Truthfully, when he first started to show signs of a lower sex drive when he stopped initiating sex constantly and began refusing my advances on occasion – it hurt my feelings. Having been raised in this society with its gender stereotypes, I wondered if there was something wrong with him for not wanting sex more than I did or something wrong with me for a) wanting sex all the time and b) not inspiring the same constant desire in him. Then I realized that if our roles were reversed if he were the wife and I were the husband no one would consider it strange. My feelings of guilt and resentment were purely the product of a wicked double standard. And since then, our relationship has been better than ever, and I often wonder: is it really a big deal if I have to use the shower head every once in a while?

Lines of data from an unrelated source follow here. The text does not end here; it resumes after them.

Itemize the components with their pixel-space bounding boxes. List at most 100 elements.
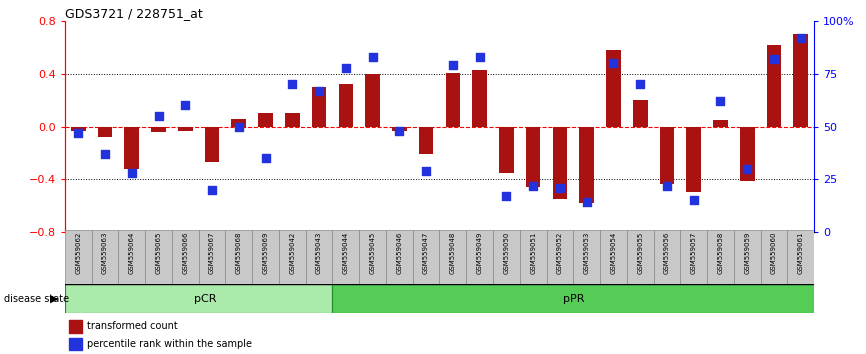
Text: GSM559055: GSM559055: [637, 232, 643, 274]
Bar: [660, 127, 675, 184]
Text: GSM559057: GSM559057: [691, 232, 696, 274]
Text: GSM559054: GSM559054: [611, 232, 617, 274]
Text: GSM559060: GSM559060: [771, 232, 777, 274]
Bar: [306, 230, 333, 285]
Bar: [686, 127, 701, 192]
Bar: [178, 127, 193, 131]
Bar: [92, 230, 119, 285]
Point: [312, 88, 326, 93]
Point: [633, 82, 647, 87]
Bar: [119, 230, 145, 285]
Text: GSM559056: GSM559056: [664, 232, 670, 274]
Bar: [445, 73, 460, 127]
Bar: [787, 230, 814, 285]
Bar: [125, 127, 139, 169]
Bar: [546, 230, 573, 285]
Point: [660, 183, 674, 188]
Bar: [681, 230, 707, 285]
Bar: [225, 230, 252, 285]
Text: GSM559045: GSM559045: [370, 232, 376, 274]
Point: [205, 187, 219, 193]
Text: GSM559046: GSM559046: [397, 232, 403, 274]
Text: GSM559044: GSM559044: [343, 232, 349, 274]
Point: [98, 151, 112, 157]
Text: GSM559068: GSM559068: [236, 232, 242, 274]
Bar: [439, 230, 466, 285]
Text: GSM559064: GSM559064: [129, 232, 135, 274]
Bar: [573, 230, 600, 285]
Text: GSM559065: GSM559065: [156, 232, 162, 274]
Bar: [520, 230, 546, 285]
Text: GSM559053: GSM559053: [584, 232, 590, 274]
Point: [740, 166, 754, 172]
Bar: [258, 113, 273, 127]
Text: GSM559043: GSM559043: [316, 232, 322, 274]
Bar: [231, 119, 246, 127]
Bar: [553, 127, 567, 199]
Bar: [312, 87, 326, 127]
Text: GDS3721 / 228751_at: GDS3721 / 228751_at: [65, 7, 203, 20]
Point: [392, 128, 406, 133]
Bar: [279, 230, 306, 285]
Bar: [793, 34, 808, 127]
Point: [553, 185, 567, 190]
Point: [473, 54, 487, 60]
Point: [687, 198, 701, 203]
Bar: [526, 127, 540, 187]
Point: [286, 82, 300, 87]
Point: [152, 113, 165, 119]
Bar: [600, 230, 627, 285]
Bar: [654, 230, 681, 285]
Bar: [740, 127, 754, 181]
Bar: [198, 230, 225, 285]
Bar: [339, 84, 353, 127]
Bar: [333, 230, 359, 285]
Bar: [65, 284, 333, 313]
Bar: [413, 230, 439, 285]
Point: [714, 98, 727, 104]
Text: GSM559067: GSM559067: [209, 232, 215, 274]
Bar: [734, 230, 760, 285]
Text: GSM559061: GSM559061: [798, 232, 804, 274]
Bar: [766, 45, 781, 127]
Bar: [172, 230, 198, 285]
Point: [767, 56, 781, 62]
Bar: [68, 338, 82, 350]
Bar: [365, 74, 380, 127]
Point: [527, 183, 540, 188]
Point: [259, 155, 273, 161]
Point: [339, 65, 352, 70]
Point: [71, 130, 85, 136]
Bar: [145, 230, 172, 285]
Bar: [466, 230, 493, 285]
Text: GSM559062: GSM559062: [75, 232, 81, 274]
Bar: [152, 127, 166, 132]
Text: GSM559047: GSM559047: [423, 232, 430, 274]
Text: pCR: pCR: [194, 294, 216, 304]
Bar: [760, 230, 787, 285]
Point: [500, 193, 514, 199]
Text: transformed count: transformed count: [87, 321, 178, 331]
Text: GSM559052: GSM559052: [557, 232, 563, 274]
Text: pPR: pPR: [563, 294, 584, 304]
Text: GSM559051: GSM559051: [530, 232, 536, 274]
Bar: [204, 127, 219, 162]
Text: GSM559063: GSM559063: [102, 232, 108, 274]
Bar: [606, 50, 621, 127]
Text: GSM559066: GSM559066: [183, 232, 188, 274]
Bar: [493, 230, 520, 285]
Bar: [472, 70, 487, 127]
Bar: [627, 230, 654, 285]
Text: GSM559049: GSM559049: [476, 232, 482, 274]
Point: [365, 54, 379, 60]
Bar: [499, 127, 514, 173]
Bar: [386, 230, 413, 285]
Point: [446, 63, 460, 68]
Text: disease state: disease state: [4, 294, 69, 304]
Bar: [419, 127, 434, 154]
Bar: [633, 100, 648, 127]
Bar: [392, 127, 407, 131]
Point: [419, 168, 433, 173]
Point: [794, 35, 808, 41]
Bar: [65, 230, 92, 285]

But apparently this is a difficult thing for some people to grasp. These same people, in response to an internet post by a pregnant woman about how her significant other is constantly pressuring her for sex and getting angry when she denies him (yes, I have seen this, and more than once), will say things like ”Oh, honey, men are just like that,” or ”If you don’t keep him happy, he’ll leave/cheat/get addicted to porn.” Let’s ignore for the moment the fact that the likelihood of someone saying the same thing to a man about a woman is extremely low. Even if it were true that ”men are just like that” and by no stretch of the imagination do I think that they are I must say that I’m happy that my man definitely isn’t.